We have defined the regular expression $R$ as an $n$-dim expression of a group $G$ with order $n$ with:
\begin{align}R: G &\rightarrow GL_n(\mathcal{C}) \\ g &\rightarrow R(g) \phantom{aaaaaa}\text{with}\\ R_{kj}(g_i) &= \left\{ \begin{matrix} 1 \phantom{a}\text{if } g_kg_j^{-1} = g_i \\ 0 \phantom{aa111aaq}\text{else} \end{matrix}\right. \end{align}
I am struggling with proofing that this is indeed a representation, i.e that $(R(g_i)R(g_j) = R(g_ig_j) \phantom{a}\forall g_i, g_j\in G$ . Calculating $R(g_i)$ for example for $S_3$ all the relations hold true, as expected, but I really don't see why this holds true in general. I see, that all $R(g_i)$ (at least for $S_3$) are permutation matrices, which makes perfectly sense, but again, I am struggling proofing this from the above formula.
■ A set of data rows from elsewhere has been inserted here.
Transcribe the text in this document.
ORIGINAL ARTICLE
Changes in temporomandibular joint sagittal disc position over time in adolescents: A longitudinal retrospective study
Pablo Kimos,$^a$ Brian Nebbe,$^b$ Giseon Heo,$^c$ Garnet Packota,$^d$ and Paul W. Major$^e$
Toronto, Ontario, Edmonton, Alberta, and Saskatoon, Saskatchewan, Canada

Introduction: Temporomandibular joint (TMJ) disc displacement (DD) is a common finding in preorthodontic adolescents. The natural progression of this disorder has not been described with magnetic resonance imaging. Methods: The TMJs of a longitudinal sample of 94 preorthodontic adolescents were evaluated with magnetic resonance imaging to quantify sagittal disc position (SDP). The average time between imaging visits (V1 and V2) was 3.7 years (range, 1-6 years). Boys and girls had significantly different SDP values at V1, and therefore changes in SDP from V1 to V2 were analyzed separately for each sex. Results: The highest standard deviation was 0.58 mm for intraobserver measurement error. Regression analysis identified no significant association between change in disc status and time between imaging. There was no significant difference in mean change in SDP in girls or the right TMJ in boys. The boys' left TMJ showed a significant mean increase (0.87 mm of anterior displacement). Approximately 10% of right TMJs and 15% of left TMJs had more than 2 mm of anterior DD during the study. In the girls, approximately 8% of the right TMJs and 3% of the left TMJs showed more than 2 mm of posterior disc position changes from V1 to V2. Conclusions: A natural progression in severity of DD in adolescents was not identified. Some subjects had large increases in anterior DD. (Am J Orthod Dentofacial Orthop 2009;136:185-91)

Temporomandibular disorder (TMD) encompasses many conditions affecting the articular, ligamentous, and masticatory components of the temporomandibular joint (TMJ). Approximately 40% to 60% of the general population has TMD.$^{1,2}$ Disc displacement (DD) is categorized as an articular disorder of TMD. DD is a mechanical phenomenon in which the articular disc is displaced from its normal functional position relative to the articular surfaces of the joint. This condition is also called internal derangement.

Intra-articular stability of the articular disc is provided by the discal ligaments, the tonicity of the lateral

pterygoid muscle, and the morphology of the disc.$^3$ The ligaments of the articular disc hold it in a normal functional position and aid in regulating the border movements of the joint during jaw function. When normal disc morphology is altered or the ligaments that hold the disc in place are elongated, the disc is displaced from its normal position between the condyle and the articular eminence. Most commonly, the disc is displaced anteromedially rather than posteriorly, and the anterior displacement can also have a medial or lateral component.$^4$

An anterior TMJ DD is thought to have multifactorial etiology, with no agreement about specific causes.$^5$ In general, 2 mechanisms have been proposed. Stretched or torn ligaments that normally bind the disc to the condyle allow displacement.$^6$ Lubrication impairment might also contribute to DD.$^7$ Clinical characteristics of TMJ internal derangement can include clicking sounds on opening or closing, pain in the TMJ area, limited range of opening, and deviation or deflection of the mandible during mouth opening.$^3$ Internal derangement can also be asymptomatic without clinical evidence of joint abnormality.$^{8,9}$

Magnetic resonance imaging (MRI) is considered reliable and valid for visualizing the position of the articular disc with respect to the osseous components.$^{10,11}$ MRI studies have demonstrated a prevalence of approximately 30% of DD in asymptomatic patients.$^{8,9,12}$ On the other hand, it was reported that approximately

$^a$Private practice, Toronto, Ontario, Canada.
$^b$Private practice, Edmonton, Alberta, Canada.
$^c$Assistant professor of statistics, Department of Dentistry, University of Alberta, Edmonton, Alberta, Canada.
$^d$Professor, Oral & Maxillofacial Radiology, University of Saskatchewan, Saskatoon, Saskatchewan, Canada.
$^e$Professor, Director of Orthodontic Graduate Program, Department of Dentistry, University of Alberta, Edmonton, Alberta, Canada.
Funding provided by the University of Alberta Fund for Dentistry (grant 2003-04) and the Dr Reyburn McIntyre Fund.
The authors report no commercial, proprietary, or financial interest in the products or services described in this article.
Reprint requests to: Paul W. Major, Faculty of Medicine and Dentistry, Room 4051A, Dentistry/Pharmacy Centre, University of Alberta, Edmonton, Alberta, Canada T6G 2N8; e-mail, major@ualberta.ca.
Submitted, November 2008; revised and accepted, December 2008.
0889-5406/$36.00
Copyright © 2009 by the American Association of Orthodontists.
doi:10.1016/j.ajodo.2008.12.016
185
Edit: there are a lot of indices in need, so I'm denoting the order of the group $G$ by $N$, sorry!
Working out the product at any entry, we see for $g_m,g_n\in G$ and $1\leq i,j\leq N$ that $$ [R(g_m)R(g_n)]_{ij} = \sum_{\lambda=0}^nR_{i\lambda}(g_m)R_{\lambda j}(g_n) $$ By definition, $R_{i\lambda}(g_m)=1$ iff $g_ig_\lambda^{-1}=g_m$ and likewise $R_{\lambda j}(g_n)=1$ iff $g_\lambda g_j^{-1}=g_n$. These both have to be satisfied for the summand to be nonzero. These equations imply $g_m^{-1}g_i=g_\lambda=g_ng_j$ (which also shows that at most one summand can be nonzero).
Therefore, $[R(g_m)R(g_n)]_{ij}=1$ iff $g_m^{-1}g_i=g_ng_j$. Rewriting this equation, this is iff $g_ig_j^{-1}=g_mg_n$. This is exactly the condition for which $R_{ij}(g_mg_n)=1$. Therefore, $R(g_m)R(g_n)=R(g_mg_n)$, as desired.